Para Ed Skoudis, temos que tomar cuidado com a integridade de softwares. Citando o caso SolarWinds, ele ressaltou que o processo atual de desenvolvimento e distribuição de softwares é feito com foco na agilidade, e não na segurança — o que pode se tornar uma dor de cabeça caso um ator malicioso consiga, de alguma forma, adentrar na cadeia de compilações. Também há casos de bibliotecas open source “envenenadas” que acabam indo parar em soluções comerciais; daí a proposta de que perguntar ao seu fornecedor os “ingredientes” antes de contratar um software para facilitar eventuais caças aos bugs.

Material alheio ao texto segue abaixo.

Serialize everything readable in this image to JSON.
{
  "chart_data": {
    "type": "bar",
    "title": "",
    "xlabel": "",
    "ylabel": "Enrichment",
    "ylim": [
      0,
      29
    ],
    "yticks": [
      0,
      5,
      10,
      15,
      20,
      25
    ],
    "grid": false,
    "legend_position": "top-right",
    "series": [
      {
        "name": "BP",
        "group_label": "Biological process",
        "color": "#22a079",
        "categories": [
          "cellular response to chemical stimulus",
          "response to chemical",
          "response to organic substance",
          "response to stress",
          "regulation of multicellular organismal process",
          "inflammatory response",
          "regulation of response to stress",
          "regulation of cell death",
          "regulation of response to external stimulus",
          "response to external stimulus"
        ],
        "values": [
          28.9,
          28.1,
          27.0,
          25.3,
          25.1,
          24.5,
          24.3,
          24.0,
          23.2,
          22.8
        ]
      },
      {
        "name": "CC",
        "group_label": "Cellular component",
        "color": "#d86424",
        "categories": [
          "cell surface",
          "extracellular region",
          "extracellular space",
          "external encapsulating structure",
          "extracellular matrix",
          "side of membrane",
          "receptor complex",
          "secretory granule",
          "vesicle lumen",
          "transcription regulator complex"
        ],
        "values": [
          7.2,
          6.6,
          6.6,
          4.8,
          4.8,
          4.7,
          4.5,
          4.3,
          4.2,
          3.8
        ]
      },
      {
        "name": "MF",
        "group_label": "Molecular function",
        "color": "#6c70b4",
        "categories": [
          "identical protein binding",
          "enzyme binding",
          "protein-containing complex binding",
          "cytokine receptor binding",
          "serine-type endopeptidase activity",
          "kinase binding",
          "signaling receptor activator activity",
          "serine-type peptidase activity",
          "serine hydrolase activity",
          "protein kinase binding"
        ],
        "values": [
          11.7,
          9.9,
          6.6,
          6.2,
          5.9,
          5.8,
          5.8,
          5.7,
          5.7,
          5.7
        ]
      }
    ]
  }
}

Já para Heather Mahalik, precisamos tomar mais cuidado com nossa identidade no mundo digital, especialmente levando em consideração o aumento no uso de autenticação multifatores e single sign-on (SSO). A especialista ressaltou que o SSO funciona bem com um colaborador sensato, mas e se você se esquecer de fazer log out em algum sistema? E se um ator malicioso tiver acesso ao seu dispositivo? Grande parte da resolução desse problema também está na mão dos desenvolvedores, que devem projetar sistema de tokens que expiram e que não possam ser reutilizados.
Johannes Ullrich comemorou que a inteligência artificial veio para facilitar o trabalho de catalogar e administrar assinaturas (fingerprints) de malwares, ajudando a identificar o que é maligno e o que não é. Porém, o especialista alerta que o tiro pode sair pela culatra e que um ator malicioso pode eventualmente treinar seu classificador para que ele foque demais em determinado tipo de ameaça e ignore outras; ou, pior ainda, começar a distribuir uma amostra cuja assinatura seja maliciosa, mas cujo conteúdo seja benigno, confundindo o algoritmo em relação a falsos positivos.
Por fim, Katie Nickels ressaltou que os ransomwares continuarão evoluindo. Eles pararam de ser só um problema de disponibilidade (impedindo o acesso às informações) e também passaram a atingir o pilar da confidencialidade (com as gangues especializadas em dupla extorsão). Para Katie, a melhor forma de reconhecer uma infecção é na etapa de exfiltração, procurando por versões renomeadas de ferramentas simples que são usadas pelos criminosos para roubar as informações, como o Rclone.
A RSA Conference 2021 terminou com um descontraído bate-papo com Steve Wozniak, cofundador da Apple, que relembrou algumas histórias curiosas do tempo em que trabalhava na companhia — incluindo sua batalha para ir à Las Vegas e participar de sua primeira Consumer Electronics Show (CES).
“Eu não fazia aquilo por dinheiro. Eu sempre prometi a mim mesmo que jamais deixaria o dinheiro me corromper. Mas eu queria ser um engenheiro”, afirma Woz. “Hoje em dia, quando as pessoas me perguntam se devem ir para a faculdade ou fundar sua startup, eu geralmente digo ‘Vá para a startup’. Não porque ela vai mudar o mundo, mas porque você vai fazer o que gosta e certamente vai te proporcionar os momentos mais divertidos da sua vida”, conclui.